Only this: if we, as skeptics are truly interested in fighting the good fight against the alt-meddlers, charlatans, conspiracists and creationists of the world, we need to understand how they work. Focussing on science-based evidence, while helpful for establishing our own position, is not enough to enable us to effectively ‘take the fight’ to our opponents. We need to recognize the existence of the social sciences as a repository of tools to enable us to gain a better insight into the motivations and beliefs of the groups we try to oppose, because if we don’t, then we are tacitly accepting that we’ve ceded the social realm to our opponents.
In a follow-up post, I’ll lay out some of the tools used by social scientists to understand the world, and I’ll try to show (successfully, I hope) that the physical sciences and the social sciences are, for practical purposes, not mutually exclusive entities.

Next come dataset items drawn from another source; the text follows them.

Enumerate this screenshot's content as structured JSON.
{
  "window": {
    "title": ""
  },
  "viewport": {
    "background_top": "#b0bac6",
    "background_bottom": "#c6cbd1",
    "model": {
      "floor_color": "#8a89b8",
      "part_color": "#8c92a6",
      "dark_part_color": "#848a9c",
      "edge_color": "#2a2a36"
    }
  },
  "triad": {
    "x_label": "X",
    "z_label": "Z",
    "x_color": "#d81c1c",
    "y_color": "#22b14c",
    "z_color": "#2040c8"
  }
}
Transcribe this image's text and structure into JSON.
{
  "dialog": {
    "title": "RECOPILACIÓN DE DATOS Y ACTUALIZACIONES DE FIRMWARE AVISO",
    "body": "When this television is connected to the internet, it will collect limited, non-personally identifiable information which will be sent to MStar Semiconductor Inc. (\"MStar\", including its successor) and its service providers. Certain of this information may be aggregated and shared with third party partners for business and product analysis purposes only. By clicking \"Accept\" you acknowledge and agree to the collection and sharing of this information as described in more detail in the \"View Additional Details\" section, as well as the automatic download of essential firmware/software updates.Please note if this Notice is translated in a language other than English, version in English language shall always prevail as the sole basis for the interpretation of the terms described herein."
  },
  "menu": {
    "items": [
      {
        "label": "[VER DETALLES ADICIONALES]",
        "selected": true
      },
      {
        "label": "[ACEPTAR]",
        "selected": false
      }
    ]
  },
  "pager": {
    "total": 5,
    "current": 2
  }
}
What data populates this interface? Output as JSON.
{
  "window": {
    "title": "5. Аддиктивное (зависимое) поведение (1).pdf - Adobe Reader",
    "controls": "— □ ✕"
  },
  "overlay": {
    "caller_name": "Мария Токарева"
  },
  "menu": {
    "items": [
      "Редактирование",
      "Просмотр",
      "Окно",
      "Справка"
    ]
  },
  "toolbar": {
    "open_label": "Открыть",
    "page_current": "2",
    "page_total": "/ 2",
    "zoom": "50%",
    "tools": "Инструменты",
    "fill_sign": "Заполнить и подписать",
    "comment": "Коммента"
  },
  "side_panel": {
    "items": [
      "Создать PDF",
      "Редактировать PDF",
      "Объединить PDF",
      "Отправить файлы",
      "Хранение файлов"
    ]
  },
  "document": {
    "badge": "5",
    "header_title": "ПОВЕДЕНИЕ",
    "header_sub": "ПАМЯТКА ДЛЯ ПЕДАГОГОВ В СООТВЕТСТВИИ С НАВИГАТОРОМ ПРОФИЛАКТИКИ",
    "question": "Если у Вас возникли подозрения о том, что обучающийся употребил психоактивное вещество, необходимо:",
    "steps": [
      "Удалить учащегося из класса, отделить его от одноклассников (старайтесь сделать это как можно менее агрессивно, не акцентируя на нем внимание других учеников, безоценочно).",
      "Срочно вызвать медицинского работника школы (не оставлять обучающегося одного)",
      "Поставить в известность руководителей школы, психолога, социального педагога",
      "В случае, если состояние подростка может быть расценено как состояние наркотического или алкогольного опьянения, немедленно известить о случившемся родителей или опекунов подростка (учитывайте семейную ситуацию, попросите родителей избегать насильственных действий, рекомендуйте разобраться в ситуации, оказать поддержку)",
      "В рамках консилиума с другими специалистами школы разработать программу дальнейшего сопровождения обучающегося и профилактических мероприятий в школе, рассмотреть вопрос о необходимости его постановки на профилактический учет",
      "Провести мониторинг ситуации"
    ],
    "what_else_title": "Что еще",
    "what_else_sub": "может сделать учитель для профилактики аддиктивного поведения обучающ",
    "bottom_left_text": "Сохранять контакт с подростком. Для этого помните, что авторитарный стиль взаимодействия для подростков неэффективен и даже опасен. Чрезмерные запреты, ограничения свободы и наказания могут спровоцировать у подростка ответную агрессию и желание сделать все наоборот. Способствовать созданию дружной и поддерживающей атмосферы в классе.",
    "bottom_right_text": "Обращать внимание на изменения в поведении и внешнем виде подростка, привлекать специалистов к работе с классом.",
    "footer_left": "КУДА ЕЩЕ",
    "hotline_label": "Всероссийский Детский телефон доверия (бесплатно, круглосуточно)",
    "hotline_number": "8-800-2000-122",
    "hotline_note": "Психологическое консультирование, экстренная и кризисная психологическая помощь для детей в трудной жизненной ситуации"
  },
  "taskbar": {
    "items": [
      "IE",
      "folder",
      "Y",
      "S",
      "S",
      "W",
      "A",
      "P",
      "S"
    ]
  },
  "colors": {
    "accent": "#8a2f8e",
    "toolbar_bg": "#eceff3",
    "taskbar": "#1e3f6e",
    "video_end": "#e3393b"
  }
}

* I would suggest that anyone who is at all interested in the foundations of science or the philosophy or sociology of science should add Thomas Kuhn’s The Structure of Scientific Revolutions to their ‘required reading’ list. If you have yet to read it, do yourself a favour and do so. Kuhn’s work does not undermine the validity of the scientific process as a tool of discovery, but it highlights that the project of science is one that is just as fraught with bias, politicking, and as influenced by social pressures as any other field of human endeavour.